In the study, one dose of the anti-epilepsy drug, retigabine, preserved brain tissue in a mouse model of stroke and prevented the loss of balance control and motor coordination. Researchers from the School of Medicine at The University of Texas Health Science Center at San Antonio conducted the study, which was published Feb. 3 in The Journal of Neuroscience.

Balance and coordination test

Hours after a stroke, both treated mice and a control group of mice were placed on a balance beam to observe motor coordination. The untreated mice displayed a pronounced loss of coordination with slips and falls. Treated mice had no difficulty with balance, ambulation or turning around on the beam.

"You couldn't even tell they had a stroke," said senior author Mark S. Shapiro, Ph.D., professor of physiology at the UT Health Science Center San Antonio. "They ran across the balance beam like gymnasts."

Histological analysis of the brain tissue of treated mice showed significantly reduced damage to the tissue after the stroke, compared to untreated mice. The protective effects of the medication were observed in treated mice up to five days after the stroke, said Sonya Bierbower, Ph.D., postdoctoral fellow and lead author of the report.

Duration of effect

Future studies will assess how long brain function can be protected after a stroke, and whether injury-related seizures can be prevented. "We are also going to see if we can prevent strokes in high-risk animal models," Dr. Bierbower said.
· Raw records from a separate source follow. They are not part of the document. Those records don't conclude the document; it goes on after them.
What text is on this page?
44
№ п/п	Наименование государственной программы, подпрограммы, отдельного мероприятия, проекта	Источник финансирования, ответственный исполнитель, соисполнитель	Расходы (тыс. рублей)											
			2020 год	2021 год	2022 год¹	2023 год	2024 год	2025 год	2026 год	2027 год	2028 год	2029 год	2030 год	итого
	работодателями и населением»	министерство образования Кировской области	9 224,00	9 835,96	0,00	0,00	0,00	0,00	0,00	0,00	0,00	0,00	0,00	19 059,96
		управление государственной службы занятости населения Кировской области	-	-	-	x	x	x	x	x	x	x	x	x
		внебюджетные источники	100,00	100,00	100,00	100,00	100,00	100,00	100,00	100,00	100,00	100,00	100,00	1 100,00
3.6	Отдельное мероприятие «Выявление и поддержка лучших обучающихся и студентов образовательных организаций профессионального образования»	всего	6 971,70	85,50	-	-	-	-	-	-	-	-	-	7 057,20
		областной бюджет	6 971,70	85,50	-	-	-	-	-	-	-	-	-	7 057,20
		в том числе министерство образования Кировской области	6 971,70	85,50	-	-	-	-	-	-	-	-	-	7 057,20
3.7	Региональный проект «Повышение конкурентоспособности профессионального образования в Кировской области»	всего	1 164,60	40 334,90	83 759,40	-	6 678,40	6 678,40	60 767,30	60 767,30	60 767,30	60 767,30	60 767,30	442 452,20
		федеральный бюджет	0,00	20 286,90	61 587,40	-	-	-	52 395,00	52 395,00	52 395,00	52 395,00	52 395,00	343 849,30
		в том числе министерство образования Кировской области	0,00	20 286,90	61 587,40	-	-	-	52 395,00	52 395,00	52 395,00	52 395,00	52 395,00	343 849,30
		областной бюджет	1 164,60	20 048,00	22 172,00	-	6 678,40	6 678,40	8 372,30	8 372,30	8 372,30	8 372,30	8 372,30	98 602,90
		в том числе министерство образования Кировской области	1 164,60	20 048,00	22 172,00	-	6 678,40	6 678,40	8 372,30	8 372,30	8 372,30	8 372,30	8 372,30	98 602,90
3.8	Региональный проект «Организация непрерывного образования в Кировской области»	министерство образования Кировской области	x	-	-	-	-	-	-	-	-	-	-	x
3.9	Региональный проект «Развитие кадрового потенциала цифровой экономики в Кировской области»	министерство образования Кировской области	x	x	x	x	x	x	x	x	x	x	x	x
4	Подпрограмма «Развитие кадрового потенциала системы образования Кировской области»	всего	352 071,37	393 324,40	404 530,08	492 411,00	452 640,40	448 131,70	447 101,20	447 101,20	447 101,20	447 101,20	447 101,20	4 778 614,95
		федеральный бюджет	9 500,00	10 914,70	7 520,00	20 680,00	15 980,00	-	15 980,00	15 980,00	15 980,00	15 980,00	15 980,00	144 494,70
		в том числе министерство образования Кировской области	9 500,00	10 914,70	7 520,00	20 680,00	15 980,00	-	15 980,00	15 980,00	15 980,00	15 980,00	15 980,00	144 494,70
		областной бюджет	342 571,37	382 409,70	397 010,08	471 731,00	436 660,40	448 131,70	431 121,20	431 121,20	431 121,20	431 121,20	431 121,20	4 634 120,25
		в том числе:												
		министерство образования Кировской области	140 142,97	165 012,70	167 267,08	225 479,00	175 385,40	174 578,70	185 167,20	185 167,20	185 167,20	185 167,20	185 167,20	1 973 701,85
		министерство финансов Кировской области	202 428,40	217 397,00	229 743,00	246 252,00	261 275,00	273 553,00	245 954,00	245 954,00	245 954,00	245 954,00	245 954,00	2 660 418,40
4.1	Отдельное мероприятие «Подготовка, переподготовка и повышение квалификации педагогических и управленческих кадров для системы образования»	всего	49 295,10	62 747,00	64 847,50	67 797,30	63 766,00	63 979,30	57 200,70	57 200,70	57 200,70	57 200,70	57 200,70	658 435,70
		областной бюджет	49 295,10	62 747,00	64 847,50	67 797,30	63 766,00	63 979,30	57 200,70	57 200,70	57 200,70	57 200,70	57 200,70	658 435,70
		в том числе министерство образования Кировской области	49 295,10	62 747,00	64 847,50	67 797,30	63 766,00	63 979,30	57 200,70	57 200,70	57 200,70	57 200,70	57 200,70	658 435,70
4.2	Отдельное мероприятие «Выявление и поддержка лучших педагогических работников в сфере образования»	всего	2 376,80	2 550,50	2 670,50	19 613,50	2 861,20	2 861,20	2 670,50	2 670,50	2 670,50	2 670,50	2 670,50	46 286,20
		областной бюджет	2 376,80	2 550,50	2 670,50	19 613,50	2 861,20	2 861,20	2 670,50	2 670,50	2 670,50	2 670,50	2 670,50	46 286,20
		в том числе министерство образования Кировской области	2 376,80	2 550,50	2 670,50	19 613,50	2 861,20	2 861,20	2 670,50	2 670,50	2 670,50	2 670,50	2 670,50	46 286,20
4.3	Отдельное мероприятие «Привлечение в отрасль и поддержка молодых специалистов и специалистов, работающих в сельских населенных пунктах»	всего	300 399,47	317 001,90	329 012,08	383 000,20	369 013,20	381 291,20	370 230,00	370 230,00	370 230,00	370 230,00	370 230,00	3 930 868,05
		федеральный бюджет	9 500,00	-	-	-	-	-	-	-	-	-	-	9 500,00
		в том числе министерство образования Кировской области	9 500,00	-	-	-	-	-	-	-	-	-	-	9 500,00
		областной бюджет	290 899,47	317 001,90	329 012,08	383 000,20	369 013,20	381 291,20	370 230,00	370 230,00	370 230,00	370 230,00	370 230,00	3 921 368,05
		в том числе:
Retigabine and similar agents open specific proteins called potassium ion channels, whose action stops the electrical activity of nerve cells in the brain. The San Antonio team studied ischemic stroke, in which oxygen and nutrients are suddenly cut off due to a clot in a blood vessel. This is the type of stroke most often seen in humans. "We thought if we could stop the neurons from firing, stopping their electrical activity, we could conserve their resources until the time their blood supply was restored," Dr. Shapiro said. "This proved to be the case."

Cells starved of oxygen and nutrients for six hours are compromised and the process of dying is nearly impossible to reverse. Moreover, when cells die, they release factors that trigger many types of responses including an inflammatory response, leading to more cell death in the areas around the blood clot.

tPA for clots

A drug called tissue plasminogen activator (tPA) treats stroke by dissolving clots to restore blood flow, but this has significant limitations. tPA causes severe thinning of the blood, so it is not an option for patients who have high blood pressure, a history of bleeding or weak blood vessels. tPA is most effective in the first hours after a stroke, but its later use may do more damage than good.

Directly affecting nerve cells

Potassium channel openers such as retigabine work on a completely different system. "They have nothing to do with thinning blood, but preserving cells by putting a brake on their electrical activity," Dr. Shapiro said.

"It's treating the first step in the sequence and stopping the more damaging secondary effects," Dr. Bierbower said. "These agents directly affect the nerve cells themselves."

FDA approved for epilepsy

Because retigabine is approved by the U.S. Food and Drug Administration under the American brand name Ezogabine as an anticonvulsant, physicians may use it off label in stroke patients. FDA approval for specifically this drug as stroke therapy will require a clinical trial to be conducted, and a team of neurologists and neurosurgeons at the Health Science Center is considering it, Dr. Shapiro said.

"As a leading cause of death and disability, stroke poses a major risk to our society," said David F. Jimenez, M.D., FACS, professor and chairman of the Department of Neurosurgery at the Health Science Center. "It is very exciting to see that our collaborative work with our colleagues in physiology could provide a superb way to ameliorate the harmful effects of stroke on our patients."